Wednesday, November 20, 2019

Sticker Morning

Seidman Cancer Center

This morning Joyce and I drove up to Seidman Cancer Center in Orange Village, where I got to "enjoy" a couple of needles: one to extract some blood, another to insert one of the meds I'm on (it's a bi-monthly shot), Xgeva, in my triceps area. (As the Beach Boys once put it  (with a minor pronoun and verb tense change), "And I had fun, fun, fun ...."). (Link to Beach Boys singing "Fun, Fun, Fun.")

The drive up I-271 was a different kind of fun--the kind that exists only when you arrive, when you can exhale (finally) and say: I'm alive! That freeway was filled today with about every variety of human (?) jerk.

  • Drivers who ignored the posted speed limits (55) and were easily going 70--or higher.
  • Drivers who refused to allow other drivers (uh, me) to shift lanes near the exit (we made it by the hoary hairs of my chinny-chin-chin).
  • Drivers who seemed to determined to visit the other lanes, not intentionally but inattentively, drifting here and there (and in places those lanes are narrow: It's been a major construction zone since, oh, WW II). Must have been some important texts they needed to attend to.
  • Drivers who forgot their vehicles are equipped with turn signals.
  • Drivers who ... are ***holes.
The return trip was a little bit better--not much. But we're alive. Though I do have even more white hairs than I did two hours ago--which is saying something.

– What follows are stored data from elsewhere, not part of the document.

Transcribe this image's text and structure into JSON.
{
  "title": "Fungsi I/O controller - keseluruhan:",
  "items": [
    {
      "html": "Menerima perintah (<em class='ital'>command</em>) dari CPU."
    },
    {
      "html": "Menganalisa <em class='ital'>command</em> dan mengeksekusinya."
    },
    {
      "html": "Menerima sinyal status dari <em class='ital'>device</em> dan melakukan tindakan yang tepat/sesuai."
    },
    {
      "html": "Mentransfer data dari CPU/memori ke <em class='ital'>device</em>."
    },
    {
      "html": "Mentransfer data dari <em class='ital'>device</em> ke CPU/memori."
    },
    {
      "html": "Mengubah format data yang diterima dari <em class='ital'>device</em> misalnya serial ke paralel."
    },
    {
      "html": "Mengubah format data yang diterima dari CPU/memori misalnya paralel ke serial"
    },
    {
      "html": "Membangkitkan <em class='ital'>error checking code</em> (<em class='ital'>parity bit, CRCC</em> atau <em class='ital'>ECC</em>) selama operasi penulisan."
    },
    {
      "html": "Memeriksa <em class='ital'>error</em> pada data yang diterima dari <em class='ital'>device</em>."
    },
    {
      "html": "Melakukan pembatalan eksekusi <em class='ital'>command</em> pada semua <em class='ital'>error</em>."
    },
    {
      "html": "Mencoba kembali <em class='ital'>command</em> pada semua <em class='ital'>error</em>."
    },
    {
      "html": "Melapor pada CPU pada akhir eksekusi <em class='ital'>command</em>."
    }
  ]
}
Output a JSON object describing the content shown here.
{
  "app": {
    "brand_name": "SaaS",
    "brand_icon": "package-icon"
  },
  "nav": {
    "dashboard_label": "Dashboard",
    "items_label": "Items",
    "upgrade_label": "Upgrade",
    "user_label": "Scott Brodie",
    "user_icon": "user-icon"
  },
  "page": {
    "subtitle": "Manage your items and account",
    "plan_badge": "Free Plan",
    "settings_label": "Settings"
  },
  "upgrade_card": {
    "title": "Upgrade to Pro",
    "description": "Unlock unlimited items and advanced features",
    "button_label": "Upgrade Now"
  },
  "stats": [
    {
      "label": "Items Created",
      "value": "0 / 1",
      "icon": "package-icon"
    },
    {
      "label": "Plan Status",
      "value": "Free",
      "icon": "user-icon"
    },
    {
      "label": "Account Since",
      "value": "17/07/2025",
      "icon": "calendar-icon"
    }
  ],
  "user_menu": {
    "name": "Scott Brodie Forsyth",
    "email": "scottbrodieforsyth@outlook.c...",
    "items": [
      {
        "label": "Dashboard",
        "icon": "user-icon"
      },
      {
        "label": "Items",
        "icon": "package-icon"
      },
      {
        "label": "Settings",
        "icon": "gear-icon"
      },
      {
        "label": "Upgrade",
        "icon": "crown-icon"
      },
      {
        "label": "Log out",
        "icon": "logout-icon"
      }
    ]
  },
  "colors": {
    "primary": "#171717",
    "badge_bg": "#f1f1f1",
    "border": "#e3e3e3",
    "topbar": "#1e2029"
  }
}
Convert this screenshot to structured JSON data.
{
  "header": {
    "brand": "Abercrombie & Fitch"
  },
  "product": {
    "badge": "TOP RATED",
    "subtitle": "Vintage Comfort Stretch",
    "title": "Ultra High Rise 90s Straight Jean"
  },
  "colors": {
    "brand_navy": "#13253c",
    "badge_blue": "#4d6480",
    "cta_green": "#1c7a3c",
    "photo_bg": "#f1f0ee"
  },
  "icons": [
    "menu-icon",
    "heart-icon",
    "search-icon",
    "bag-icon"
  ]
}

While I was checking in at Seidman, I chatted a little with one of the women who always check me in. She told me I was looking pretty good (I haven't heard that since, oh, about 1961), and I told her whenever I came up to Seidman, I was enormously humbled by all the quiet suffering surrounding me. 

And later, when I was leaving the blood-draw area (right near the check-in), I told her that every politician should be required--before he or she takes office--to sit in the Seidman waiting room, dawn to dark. No phones, no companions. Just sit there ... and take it all in. (She vociferously agreed.)

So ... the blood draw provided a sample for them to test my calcium level, for Xgeva's function is to transfer calcium from the bloodstream into the bones, for another major med I'm on, Trelstar, fights my metastatic prostate cancer (it's in my bones)--but it also weakens the bones. So I take 1200 mg of a calcium supplement every day--and get this (painful) shot periodically.

As I said at the outset, Joyce came with me. I'd told her she didn't need to--I was just getting an injection--but here's what she said: I would worry every moment you were gone.

And that, my friends, is LOVE ... the best medicine ever invented.